Tratamiento del vaginismo

 

  1. Corregir las causas físicas que producen dolor

  2. Cuando persiste, son eficaces las técnicas de relajación muscular como la dilatación gradual:

 

  • La exploración genital antes de comenzar la dilatación gradual, se hace en el consultorio, en presencia de la pareja.

  • El médico identifica las partes anatómicas, mientras la paciente se autoexamina utilizando un espejo. Como estrategia para disminuir la ansiedad en ambos miembros, se debe facilitar la comunicación acerca de temas sexuales y mostrar y enseñarle el uso de los dilatadores, para ser aplicados en su casa por ella misma o por su pareja.

  • Se introducen en la vagina dilatadores lubricados de goma o plástico de pequeño calibre, cuyo tamaño se va incrementando a medida que se progresa en el ejercicio; se mantienen durante 10 minutos y se retiran.

  • La dilatación gradual debe realizarse al menos 3 veces a la semana, y un procedimiento similar con sus dedos, una a dos veces por día.

  • Realizar ejercicios de Kegel mientras se tiene colocado el dilatador, tomando conciencia de la sensación de contracción- relajación, ayuda a la paciente a desarrollar un control de su musculatura vaginal.

  • Se le pide a la paciente que coloque una mano en la cara interna del muslo y contraiga y relaje los músculos, ayuda a concentrarse en los músculos y no en el objeto intravaginal.

  • Sólo cuando la paciente tolera la inserción de los dilatadores mayores sin molestias, se intenta la relación sexual.

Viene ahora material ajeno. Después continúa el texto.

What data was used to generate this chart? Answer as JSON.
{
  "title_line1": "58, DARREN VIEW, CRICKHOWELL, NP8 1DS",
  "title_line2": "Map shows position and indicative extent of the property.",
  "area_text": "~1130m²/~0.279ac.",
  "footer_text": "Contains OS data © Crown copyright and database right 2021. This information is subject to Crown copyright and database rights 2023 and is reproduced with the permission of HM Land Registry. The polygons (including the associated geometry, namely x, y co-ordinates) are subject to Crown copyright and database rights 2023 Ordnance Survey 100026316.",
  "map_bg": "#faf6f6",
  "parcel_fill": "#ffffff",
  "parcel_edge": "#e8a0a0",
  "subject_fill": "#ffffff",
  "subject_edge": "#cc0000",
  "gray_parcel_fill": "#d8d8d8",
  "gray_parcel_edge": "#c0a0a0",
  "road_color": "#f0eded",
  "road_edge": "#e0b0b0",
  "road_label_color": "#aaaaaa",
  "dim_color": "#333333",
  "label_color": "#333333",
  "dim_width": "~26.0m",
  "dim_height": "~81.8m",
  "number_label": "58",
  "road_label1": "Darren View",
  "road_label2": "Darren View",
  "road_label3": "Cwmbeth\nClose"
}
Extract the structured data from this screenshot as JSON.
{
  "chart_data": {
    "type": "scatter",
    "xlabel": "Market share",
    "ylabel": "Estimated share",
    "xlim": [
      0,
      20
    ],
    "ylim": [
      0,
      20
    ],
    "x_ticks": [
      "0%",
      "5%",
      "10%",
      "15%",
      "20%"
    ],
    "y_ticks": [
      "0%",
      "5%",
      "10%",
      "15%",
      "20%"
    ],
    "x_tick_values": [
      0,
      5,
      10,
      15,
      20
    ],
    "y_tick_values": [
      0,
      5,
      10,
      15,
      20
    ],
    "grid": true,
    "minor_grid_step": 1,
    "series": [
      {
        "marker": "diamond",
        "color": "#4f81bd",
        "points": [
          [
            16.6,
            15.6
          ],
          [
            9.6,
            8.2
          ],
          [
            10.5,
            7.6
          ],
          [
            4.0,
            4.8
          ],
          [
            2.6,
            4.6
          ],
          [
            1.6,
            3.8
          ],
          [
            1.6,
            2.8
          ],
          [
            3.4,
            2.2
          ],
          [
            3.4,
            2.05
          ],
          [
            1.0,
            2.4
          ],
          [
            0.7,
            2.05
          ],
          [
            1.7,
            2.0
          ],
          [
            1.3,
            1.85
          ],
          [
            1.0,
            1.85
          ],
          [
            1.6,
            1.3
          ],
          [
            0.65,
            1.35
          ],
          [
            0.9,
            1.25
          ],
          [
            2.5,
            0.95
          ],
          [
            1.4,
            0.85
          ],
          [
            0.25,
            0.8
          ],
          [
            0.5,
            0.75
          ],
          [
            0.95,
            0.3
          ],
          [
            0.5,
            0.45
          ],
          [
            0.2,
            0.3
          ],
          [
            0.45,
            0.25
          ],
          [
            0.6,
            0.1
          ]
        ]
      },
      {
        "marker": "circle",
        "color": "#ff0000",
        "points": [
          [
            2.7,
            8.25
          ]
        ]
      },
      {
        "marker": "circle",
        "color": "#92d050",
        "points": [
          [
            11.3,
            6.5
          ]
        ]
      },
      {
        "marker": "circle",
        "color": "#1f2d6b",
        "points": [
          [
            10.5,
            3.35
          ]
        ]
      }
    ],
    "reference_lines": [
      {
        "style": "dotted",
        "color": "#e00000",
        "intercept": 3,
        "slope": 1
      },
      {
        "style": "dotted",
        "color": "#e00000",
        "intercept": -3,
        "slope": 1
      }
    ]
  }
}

3. Otras ayudas importantes son: la combinación de psicoterapia con experiencias sexuales prescritas, con el apoyo de un equipo médico-psicológico de profesionales adiestrados: entre ellas contamos:

  • Ejercicios de comunicación, sexuales y no sexuales, verbales o corporales, que deben llevarse a cabo en el hogar y cuyo objetivo básico es bajar el nivel de ansiedad, conocer más sobre el propio cuerpo de la compañera/o, modificar actitudes negativas con respecto a la sexualidad, y lo más importante, la no obligatoriedad del éxito en estas primeras experiencias.

4. Realizar sesiones de información sexual que se complementan con videos, diapositivas, libros, en las cuales se replantean técnicas sexuales efectivas, mitos y creencias sexuales.